Sovyetler Birliği'nin dağılmasıyla birlikte Ukrayna, Belarus ve Moldova diğer doğu bloku ülkelerinden farklı bir süreçte ilerledi.
Önceki yazılarımda Ukrayna ve Belarus'ta kaydedilen gelişmeleri incelemiştim.
Bu yazıyla da Moldova'da bağımsızlığın ardından yaşanan önemli dönüm noktalarına ve günümüzde ülkenin karşı karşıya kaldığı sınamalara değineceğim.
Bağımsız ama parçalanmış bir Moldova
Moldova SSCB'nin dağılmasından sonra 1991 yılında bağımsızlığını ilan etti.
Ülkenin doğusunda yer alan ve Sovyetler Birliği döneminde etnik Rus ve Ukraynalıların çoğunlukta olduğu Transdinyester bölgesi ise, Moldova'dan ayrılmak istediğini beyan ederek, Transdinyester Cumhuriyeti adı altında kendi bağımsızlığını ilan etti.
Esasında sorun Sovyetler Birliği'nin son döneminde Transdinyester bölgesinde yapılan özerklik referandumları ile başladı.
Gerginliğin tırmanmasıyla taraflar arasında 1990 yılında başlayan çatışmalar her iki tarafın peş peşe SSCB'den bağımsızlık ilan etmesi ve Moldova'nın 1 Mart 1992'de BM'ye üye olmasıyla daha da şiddetlendi.
Çatışmalar sırasında, binlerce kişi öldü, yüz binlercesi yerlerinden edildi. Aynı yılın temmuz ayında, taraflar arasında ateşkes sağlandı.

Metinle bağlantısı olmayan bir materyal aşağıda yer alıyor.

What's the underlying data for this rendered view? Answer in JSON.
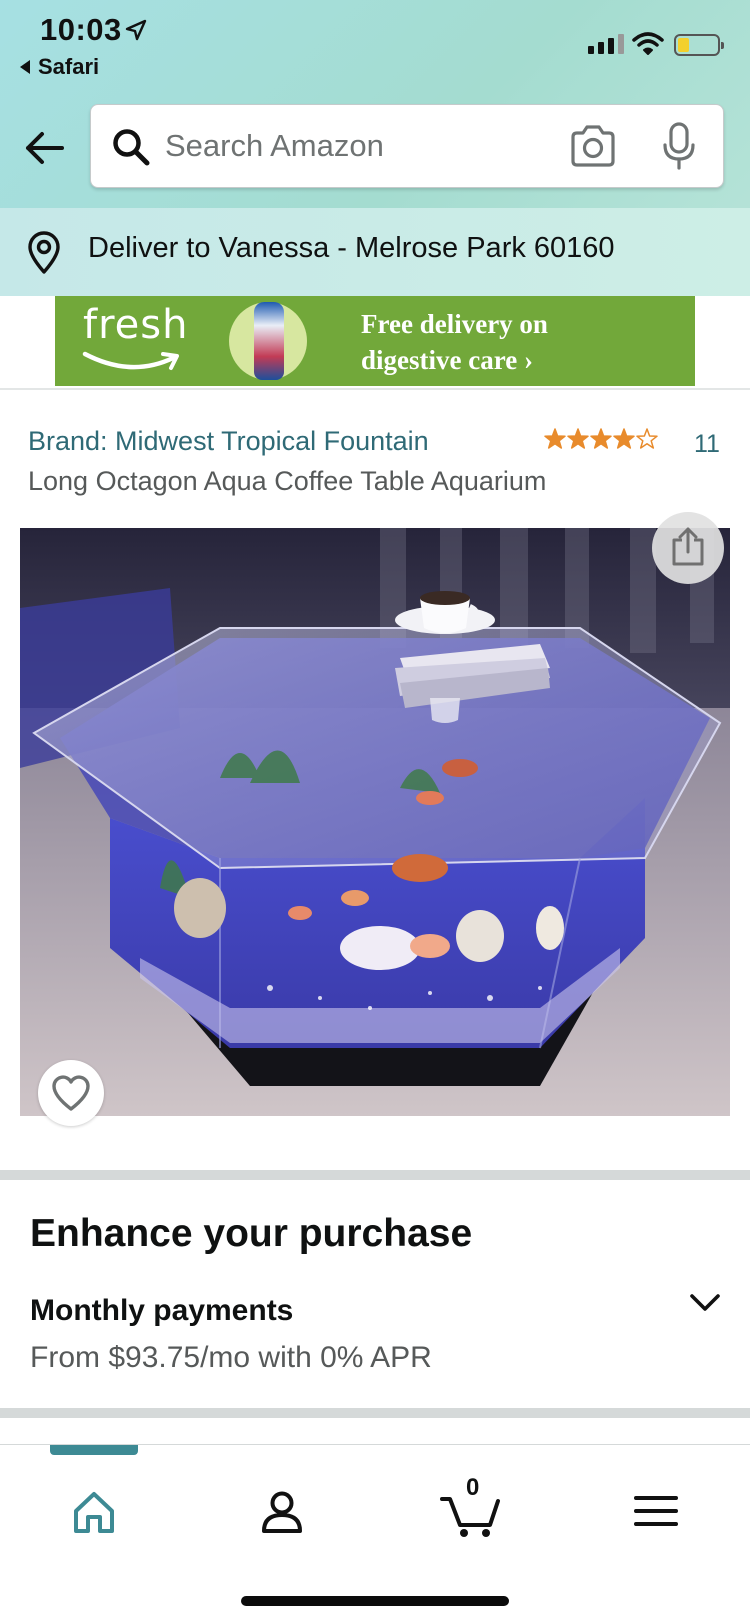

90'lı yıllarda Avrupa Güvenlik ve İşbirliği Teşkilatı (AGİT), AB, ABD ve Ukrayna hem birlikte hem de ayrı ayrı uzlaşıya varılması ve tansiyonun düşürülmesi amacıyla çeşitli girişimlerde bulundu, ancak sorunun çözümüne yönelik bir sonuca varmak mümkün olmadı.
2005 yılında, "5+2" formatında görüşmeler başladı. Moldova, Transdinyester, Rusya, Ukrayna, AB, ABD, AGİT ve BM temsilcilerinden oluşan süreç çerçevesinde sınır kontrolü, ekonomik işbirliği, insan hakları ve güvenlik gibi konular başta olmak üzere çeşitli başlıklar ele alındı.
Temel hususlarda somut sonuç alınamaması nedeniyle durma noktasına gelen süreç 2011 yılında yeniden canlandırıldı ancak 2014 yılında Rusya'nın Kırım'ı ilhakıyla akim kaldı.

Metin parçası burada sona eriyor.